Die meisten von uns -- ich zumindest -- waren mal stark im Mainstream verankert und haben dann zufällig doch den Weg in ganz unmainstreamige Gefilde gefunden. Bei mir sind die Quellen, an die ich mich erinnern kann ursprünglich Daniele Ganser und Telepolis gewesen, zudem natürlich ein Studium der Philosophie und Literatur, und ein tiefes Interesse daran, Dinge von vielen verschiedenen Perspektiven zu sehen, das wohl durch das Zerbrechen meiner Kindheits-Religiosität ausgelöst wurde.
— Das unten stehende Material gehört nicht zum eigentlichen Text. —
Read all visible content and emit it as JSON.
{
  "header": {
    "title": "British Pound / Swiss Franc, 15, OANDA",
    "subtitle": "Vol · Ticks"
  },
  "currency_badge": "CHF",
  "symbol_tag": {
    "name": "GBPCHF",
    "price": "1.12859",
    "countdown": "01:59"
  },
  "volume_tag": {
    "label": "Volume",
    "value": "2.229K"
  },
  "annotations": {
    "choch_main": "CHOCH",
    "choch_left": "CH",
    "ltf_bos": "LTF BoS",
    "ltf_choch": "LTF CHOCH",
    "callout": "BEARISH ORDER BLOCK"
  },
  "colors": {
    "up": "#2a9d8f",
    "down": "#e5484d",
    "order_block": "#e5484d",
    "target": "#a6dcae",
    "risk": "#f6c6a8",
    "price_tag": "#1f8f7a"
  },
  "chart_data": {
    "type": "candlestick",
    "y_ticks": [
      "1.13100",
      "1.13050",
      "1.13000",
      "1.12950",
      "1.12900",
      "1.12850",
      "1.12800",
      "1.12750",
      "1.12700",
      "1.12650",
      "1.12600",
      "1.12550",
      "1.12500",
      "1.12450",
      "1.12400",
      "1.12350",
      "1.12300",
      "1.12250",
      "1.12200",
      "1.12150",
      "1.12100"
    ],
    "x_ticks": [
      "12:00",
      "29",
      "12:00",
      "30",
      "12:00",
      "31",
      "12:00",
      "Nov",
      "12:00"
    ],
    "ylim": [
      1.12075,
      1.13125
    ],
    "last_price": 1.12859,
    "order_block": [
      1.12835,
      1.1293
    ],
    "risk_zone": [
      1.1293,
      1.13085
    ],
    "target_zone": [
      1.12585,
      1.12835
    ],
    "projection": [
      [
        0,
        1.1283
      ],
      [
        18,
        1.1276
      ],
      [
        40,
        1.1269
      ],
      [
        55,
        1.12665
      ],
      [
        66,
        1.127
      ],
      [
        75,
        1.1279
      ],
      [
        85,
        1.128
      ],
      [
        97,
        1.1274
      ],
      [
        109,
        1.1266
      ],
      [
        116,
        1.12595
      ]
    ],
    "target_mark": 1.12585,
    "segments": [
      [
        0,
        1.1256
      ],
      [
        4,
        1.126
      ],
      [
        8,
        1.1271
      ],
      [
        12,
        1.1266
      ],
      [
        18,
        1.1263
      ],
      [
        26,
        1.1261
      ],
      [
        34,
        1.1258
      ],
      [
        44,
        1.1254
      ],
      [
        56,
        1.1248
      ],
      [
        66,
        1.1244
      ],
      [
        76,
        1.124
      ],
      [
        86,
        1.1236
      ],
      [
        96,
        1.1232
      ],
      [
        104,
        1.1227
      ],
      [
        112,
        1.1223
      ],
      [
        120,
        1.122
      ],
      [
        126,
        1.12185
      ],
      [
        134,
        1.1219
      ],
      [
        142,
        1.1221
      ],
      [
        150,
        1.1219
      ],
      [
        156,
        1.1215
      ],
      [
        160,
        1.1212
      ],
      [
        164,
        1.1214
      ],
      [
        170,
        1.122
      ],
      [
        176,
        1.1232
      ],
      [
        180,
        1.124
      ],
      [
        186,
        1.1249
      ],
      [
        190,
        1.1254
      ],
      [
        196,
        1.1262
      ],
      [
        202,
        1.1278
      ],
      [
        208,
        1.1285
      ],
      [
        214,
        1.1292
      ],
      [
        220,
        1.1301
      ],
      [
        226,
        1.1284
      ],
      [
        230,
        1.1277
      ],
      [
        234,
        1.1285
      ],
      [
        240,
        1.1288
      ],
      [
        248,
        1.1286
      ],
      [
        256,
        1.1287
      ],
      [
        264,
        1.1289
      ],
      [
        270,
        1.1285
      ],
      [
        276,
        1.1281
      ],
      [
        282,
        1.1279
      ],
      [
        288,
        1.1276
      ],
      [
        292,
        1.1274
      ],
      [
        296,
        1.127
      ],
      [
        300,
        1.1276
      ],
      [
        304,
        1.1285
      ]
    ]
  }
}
Aber interessanterweise hat gerade die Corona-Pandemie gezeigt, dass Leute vollkommen unterschiedlicher Lebenswege zusammenkamen, um ihre Kritik an den Maßnahmen artikulieren zu lernen. Und Mattias Desmet, zum Beispiel, erinnert uns daran, dass in einem chaotischen System (wie menschliche Gesellschaften es sind) kleinste Veränderungen in der Peripherie gewaltige Auswirkungen auf das Ganze haben können. Das Christentum und der Islam sind dafür geschichtliche Beispiele, wie kleine Beginne die ganze Welt umkrempeln können. Wir können nicht wissen, wo der Kipppunkt zum Besseren liegt, und ob wir kurz davor sind, oder noch einen langen, steinigen, aber schönen Weg vor uns haben, um Die Ärzte zu paraphrasieren.